El juicio oral y público se desarrolló durante los días 25, 26 y 27 de enero de 1887. La prensa destacó el brillante papel que desempeñaron en el foro los señores Cáceres y Rengel, abogados defensores de los procesados. «El primero, analítico minucioso, hizo entender que la inocencia protegía á su defendido, el Feliciano; el segundo, patético, conmovedor y filósofo hasta en sus más mínimas conclusiones, demostró que las apariencias algunas veces toman el verdadero carácter de una sólida certeza». Feliciano Arranz y Sebastián López fueron condenados a la pena capital «por el delito complexo de robo y homicidio», tal y como solicitó el fiscal, Ángel Merino. Unos meses después, la sociedad segoviana se movilizó en demanda de piedad. Los directores de los semanarios «El Adelantado» y «La Tempestad», Antonio de Ochoa y Vicente Rubio, firmaron en sus periódicos un editorial conjunto que imploraba la clemencia de la reina: «Hoy es día de rezar por el muerto y alzar la voz hasta los pies del trono, y decir á la magnánima Señora que rige los destinos de la Nación: ¡Piedad, Señora, para los sentenciados á muerte por el crimen de San Pedro de Gaíllos!»

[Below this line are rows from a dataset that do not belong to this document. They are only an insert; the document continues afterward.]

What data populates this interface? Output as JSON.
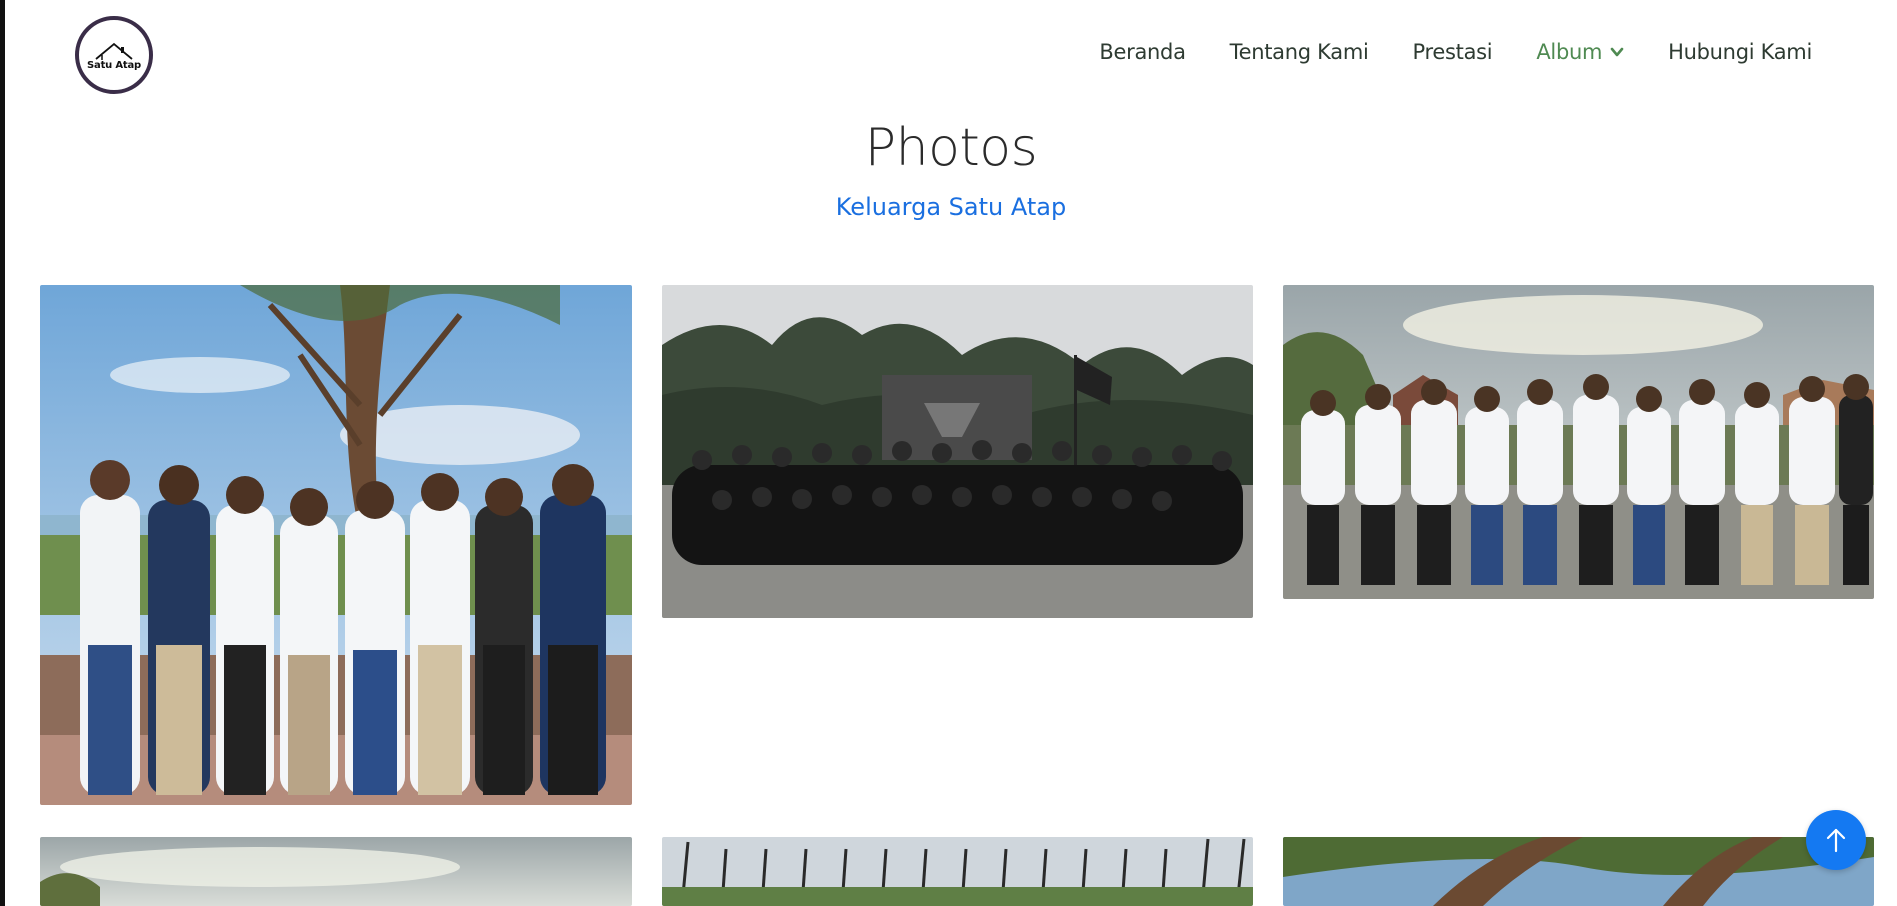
{
  "brand": {
    "logo_text": "Satu Atap",
    "logo_icon": "house-roof-icon"
  },
  "nav": {
    "items": [
      {
        "label": "Beranda"
      },
      {
        "label": "Tentang Kami"
      },
      {
        "label": "Prestasi"
      },
      {
        "label": "Album",
        "active": true,
        "icon": "chevron-down-icon"
      },
      {
        "label": "Hubungi Kami"
      }
    ]
  },
  "section": {
    "title": "Photos",
    "subtitle": "Keluarga Satu Atap"
  },
  "colors": {
    "nav_text": "#2e3b32",
    "nav_active": "#4f8a52",
    "subtitle": "#1a6fe0",
    "back_to_top": "#1479f2"
  },
  "back_to_top": {
    "icon": "arrow-up-icon"
  }
}
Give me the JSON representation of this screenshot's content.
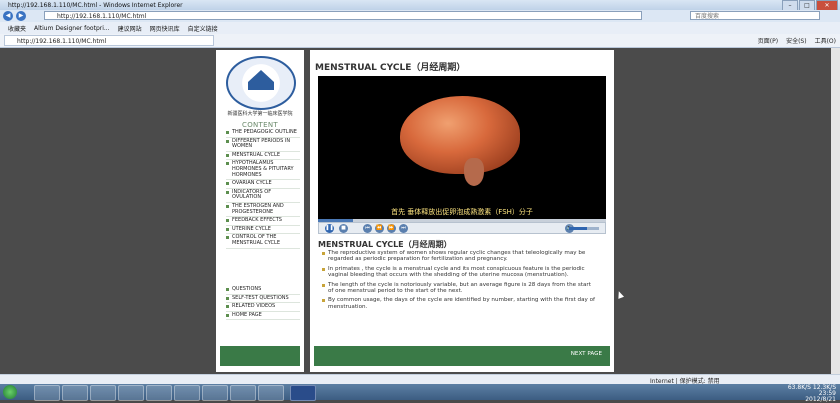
{
  "window": {
    "title": "http://192.168.1.110/MC.html - Windows Internet Explorer",
    "address": "http://192.168.1.110/MC.html",
    "search_placeholder": "百度搜索"
  },
  "favorites": [
    "收藏夹",
    "Altium Designer footpri...",
    "建议网站",
    "网页快讯库",
    "自定义链接"
  ],
  "tab": {
    "label": "http://192.168.1.110/MC.html"
  },
  "command_bar": [
    "页面(P)",
    "安全(S)",
    "工具(O)"
  ],
  "sidebar": {
    "university": "新疆医科大学第一临床医学院",
    "content_heading": "CONTENT",
    "items": [
      "THE PEDAGOGIC OUTLINE",
      "DIFFERENT PERIODS IN WOMEN",
      "MENSTRUAL CYCLE",
      "HYPOTHALAMUS HORMONES & PITUITARY HORMONES",
      "OVARIAN CYCLE",
      "INDICATORS OF OVULATION",
      "THE ESTROGEN AND PROGESTERONE",
      "FEEDBACK EFFECTS",
      "UTERINE CYCLE",
      "CONTROL OF THE MENSTRUAL CYCLE"
    ],
    "bottom_items": [
      "QUESTIONS",
      "SELF-TEST QUESTIONS",
      "RELATED VIDEOS",
      "HOME PAGE"
    ]
  },
  "main": {
    "title": "MENSTRUAL CYCLE（月经周期）",
    "video_subtitle": "首先  垂体释放出促卵泡成熟激素（FSH）分子",
    "video_progress": 0.12,
    "volume_level": 0.6,
    "section_title": "MENSTRUAL CYCLE（月经周期）",
    "paragraphs": [
      "The reproductive system of women shows regular cyclic changes that teleologically may be regarded as periodic preparation for fertilization and pregnancy.",
      "In primates , the cycle is a menstrual cycle and its most conspicuous feature is the periodic vaginal bleeding that occurs with the shedding of the uterine mucosa (menstruation).",
      "The length of the cycle is notoriously variable, but an average figure is 28 days from the start of one menstrual period to the start of the next.",
      "By common usage, the days of the cycle are identified by number, starting with the first day of menstruation."
    ],
    "next_label": "NEXT PAGE"
  },
  "status": {
    "zone": "Internet | 保护模式: 禁用"
  },
  "tray": {
    "net": "63.8K/S  12.3K/S",
    "time": "23:59",
    "date": "2012/8/21"
  },
  "colors": {
    "accent_green": "#3a7a47",
    "title_text": "#333333",
    "bullet": "#5d8f4f"
  }
}
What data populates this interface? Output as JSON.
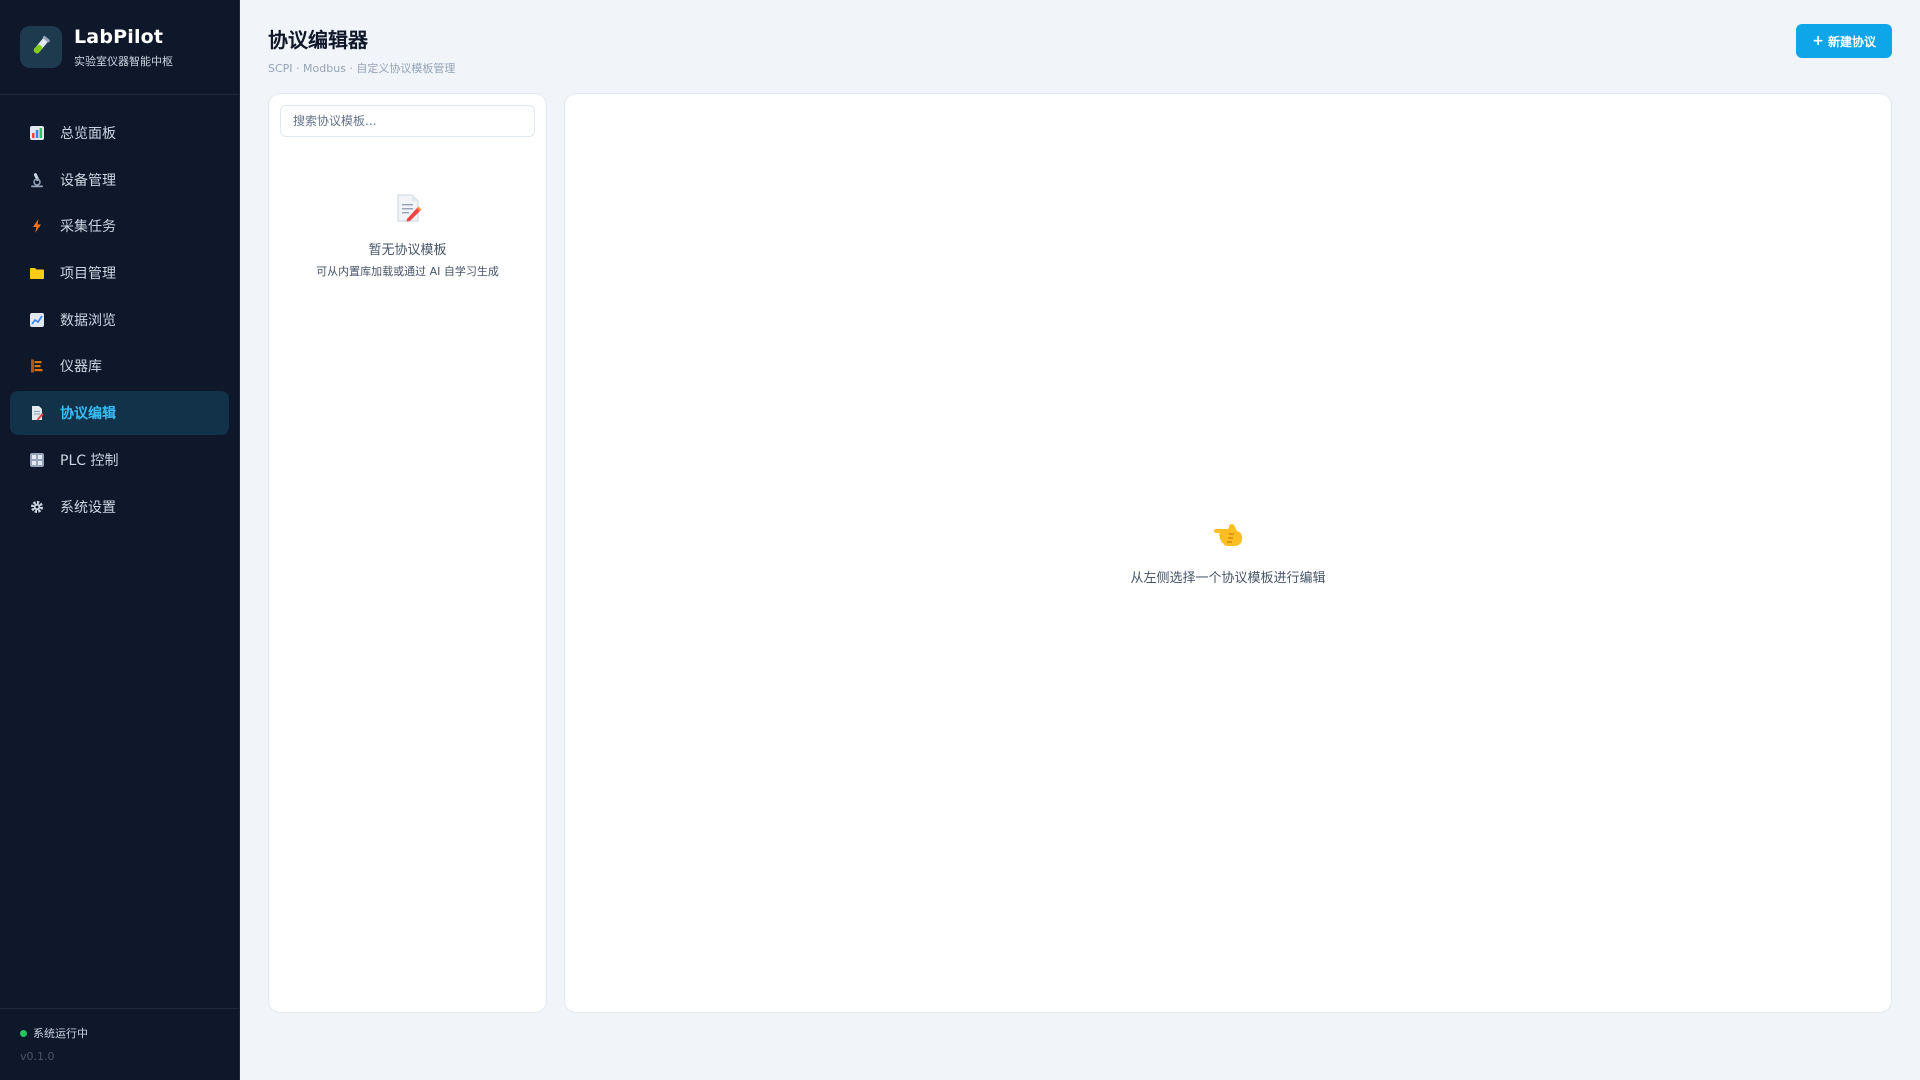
{
  "brand": {
    "name": "LabPilot",
    "subtitle": "实验室仪器智能中枢"
  },
  "nav": [
    {
      "label": "总览面板",
      "icon": "bar-chart-icon",
      "active": false
    },
    {
      "label": "设备管理",
      "icon": "microscope-icon",
      "active": false
    },
    {
      "label": "采集任务",
      "icon": "lightning-icon",
      "active": false
    },
    {
      "label": "项目管理",
      "icon": "folder-icon",
      "active": false
    },
    {
      "label": "数据浏览",
      "icon": "line-chart-icon",
      "active": false
    },
    {
      "label": "仪器库",
      "icon": "library-icon",
      "active": false
    },
    {
      "label": "协议编辑",
      "icon": "document-icon",
      "active": true
    },
    {
      "label": "PLC 控制",
      "icon": "grid-control-icon",
      "active": false
    },
    {
      "label": "系统设置",
      "icon": "gear-icon",
      "active": false
    }
  ],
  "footer": {
    "status": "系统运行中",
    "version": "v0.1.0"
  },
  "header": {
    "title": "协议编辑器",
    "breadcrumb": "SCPI · Modbus · 自定义协议模板管理",
    "new_button": "新建协议",
    "new_button_icon": "+"
  },
  "list": {
    "search_placeholder": "搜索协议模板...",
    "empty_title": "暂无协议模板",
    "empty_sub": "可从内置库加载或通过 AI 自学习生成"
  },
  "editor": {
    "hint": "从左侧选择一个协议模板进行编辑"
  },
  "colors": {
    "sidebar_bg": "#0f172a",
    "accent": "#0ea5e9",
    "active_text": "#38bdf8",
    "status_ok": "#22c55e"
  }
}
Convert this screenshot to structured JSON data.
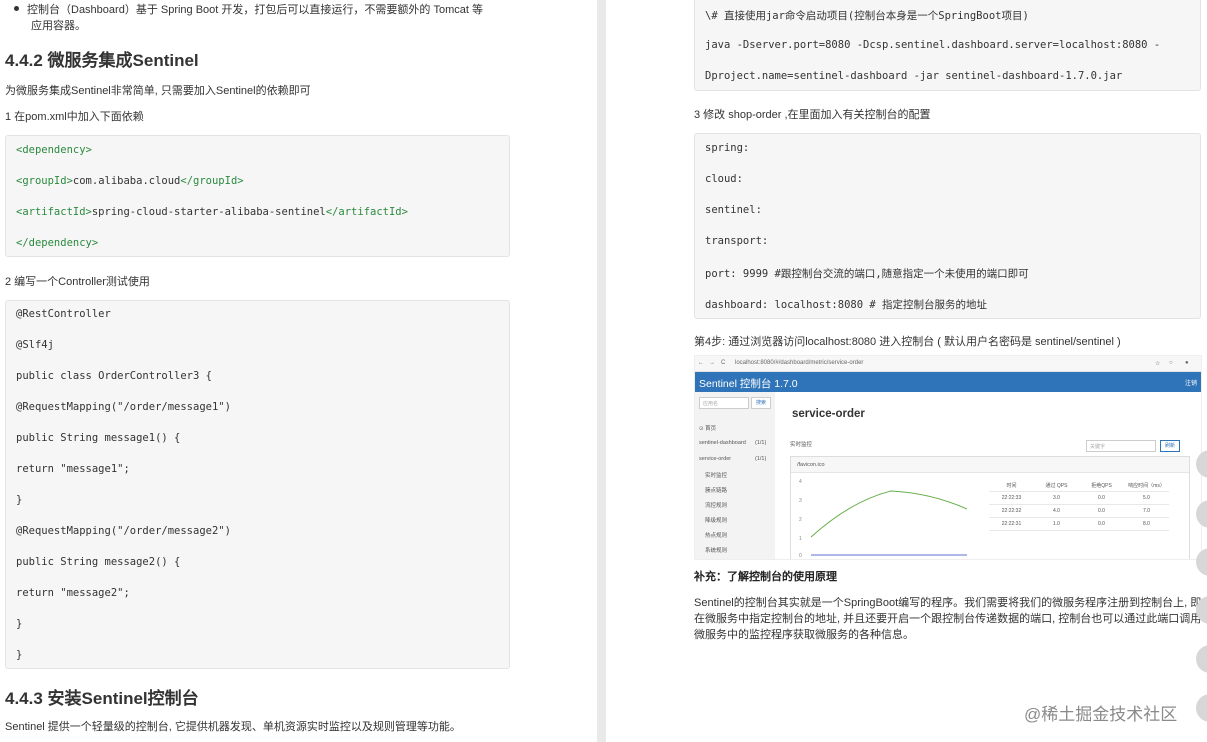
{
  "left": {
    "bullet_line1": "控制台（Dashboard）基于 Spring Boot 开发，打包后可以直接运行，不需要额外的 Tomcat 等",
    "bullet_line2": "应用容器。",
    "h442": "4.4.2 微服务集成Sentinel",
    "p_intro": "为微服务集成Sentinel非常简单, 只需要加入Sentinel的依赖即可",
    "p_step1": "1 在pom.xml中加入下面依赖",
    "pom": [
      {
        "open": "<dependency>",
        "text": "",
        "close": ""
      },
      {
        "open": "<groupId>",
        "text": "com.alibaba.cloud",
        "close": "</groupId>"
      },
      {
        "open": "<artifactId>",
        "text": "spring-cloud-starter-alibaba-sentinel",
        "close": "</artifactId>"
      },
      {
        "open": "</dependency>",
        "text": "",
        "close": ""
      }
    ],
    "p_step2": "2 编写一个Controller测试使用",
    "controller": [
      "@RestController",
      "@Slf4j",
      "public class OrderController3 {",
      "@RequestMapping(\"/order/message1\")",
      "public String message1() {",
      "return \"message1\";",
      "}",
      "@RequestMapping(\"/order/message2\")",
      "public String message2() {",
      "return \"message2\";",
      "}",
      "}"
    ],
    "h443": "4.4.3 安装Sentinel控制台",
    "p_last": "Sentinel 提供一个轻量级的控制台, 它提供机器发现、单机资源实时监控以及规则管理等功能。"
  },
  "right": {
    "cmd": [
      "\\# 直接使用jar命令启动项目(控制台本身是一个SpringBoot项目)",
      "java -Dserver.port=8080 -Dcsp.sentinel.dashboard.server=localhost:8080 -",
      "Dproject.name=sentinel-dashboard -jar sentinel-dashboard-1.7.0.jar"
    ],
    "p_step3": "3 修改 shop-order ,在里面加入有关控制台的配置",
    "yml": [
      "spring:",
      "cloud:",
      "sentinel:",
      "transport:",
      "port: 9999 #跟控制台交流的端口,随意指定一个未使用的端口即可",
      "dashboard: localhost:8080 # 指定控制台服务的地址"
    ],
    "p_step4": "第4步: 通过浏览器访问localhost:8080 进入控制台 ( 默认用户名密码是 sentinel/sentinel )",
    "screenshot": {
      "url": "localhost:8080/#/dashboard/metric/service-order",
      "app_title": "Sentinel 控制台 1.7.0",
      "logout": "注销",
      "search_placeholder": "应用名",
      "search_btn": "搜索",
      "side_items": [
        "首页",
        "sentinel-dashboard",
        "(1/1)",
        "service-order",
        "(1/1)",
        "实时监控",
        "簇点链路",
        "流控规则",
        "降级规则",
        "热点规则",
        "系统规则"
      ],
      "service_title": "service-order",
      "realtime": "实时监控",
      "keyword_placeholder": "关键字",
      "refresh": "刷新",
      "resource": "/favicon.ico",
      "table_headers": [
        "时间",
        "通过 QPS",
        "拒绝QPS",
        "响应时间（ms）"
      ],
      "table_rows": [
        [
          "22:22:33",
          "3.0",
          "0.0",
          "5.0"
        ],
        [
          "22:22:32",
          "4.0",
          "0.0",
          "7.0"
        ],
        [
          "22:22:31",
          "1.0",
          "0.0",
          "8.0"
        ]
      ],
      "y_ticks": [
        "4",
        "3",
        "2",
        "1",
        "0"
      ]
    },
    "subtitle": "补充：了解控制台的使用原理",
    "para": "Sentinel的控制台其实就是一个SpringBoot编写的程序。我们需要将我们的微服务程序注册到控制台上, 即在微服务中指定控制台的地址, 并且还要开启一个跟控制台传递数据的端口, 控制台也可以通过此端口调用微服务中的监控程序获取微服务的各种信息。",
    "watermark": "@稀土掘金技术社区"
  }
}
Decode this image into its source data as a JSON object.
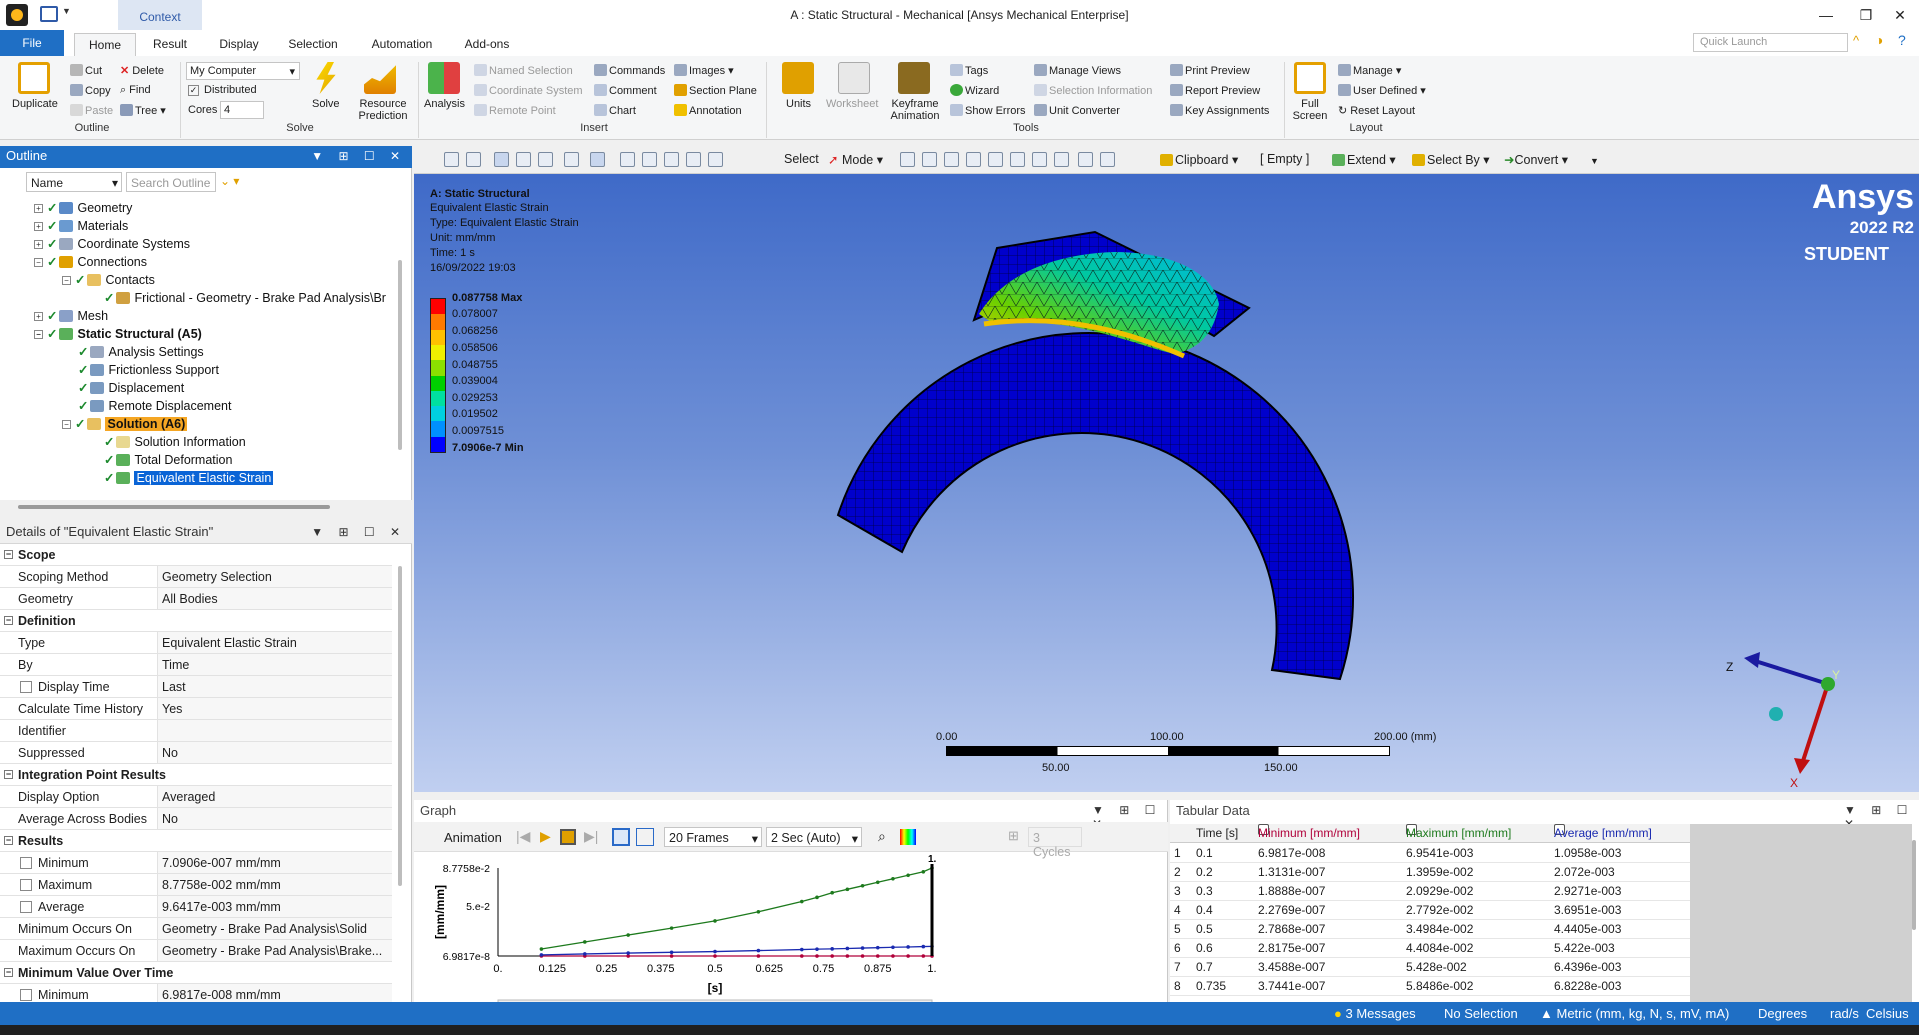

La ausencia de antecedentes penales resultó decisiva y la regente rubricó la conmutación de la pena el 17 de octubre de 1887. «S.M. escuchó la voz de ¡perdón!, que pronunciaron infinitas personas, y firmó el indulto, evitando de ese modo que algunos lloren la deshonrosa muerte de queridos seres, y todos recordemos horrorizados los detalles que siempre acompañan a actos como el que iba a tener lugar en esta provincia», anotó el periodista José Rodao.
Feliciano y Sebastián pagaron su delito en la cárcel, pero se beneficiaron del Real Decreto de 17 de mayo de 1902, promulgado con motivo de la mayoría de edad del rey Alfonso XIII y la llegada al trono del monarca. La rebaja de la sexta parte de la condena obtenida gracias a esta circunstancia, sumada a la buena conducta que demostraron en el penal, permitió a los homicidas recobrar la libertad en el año 1911.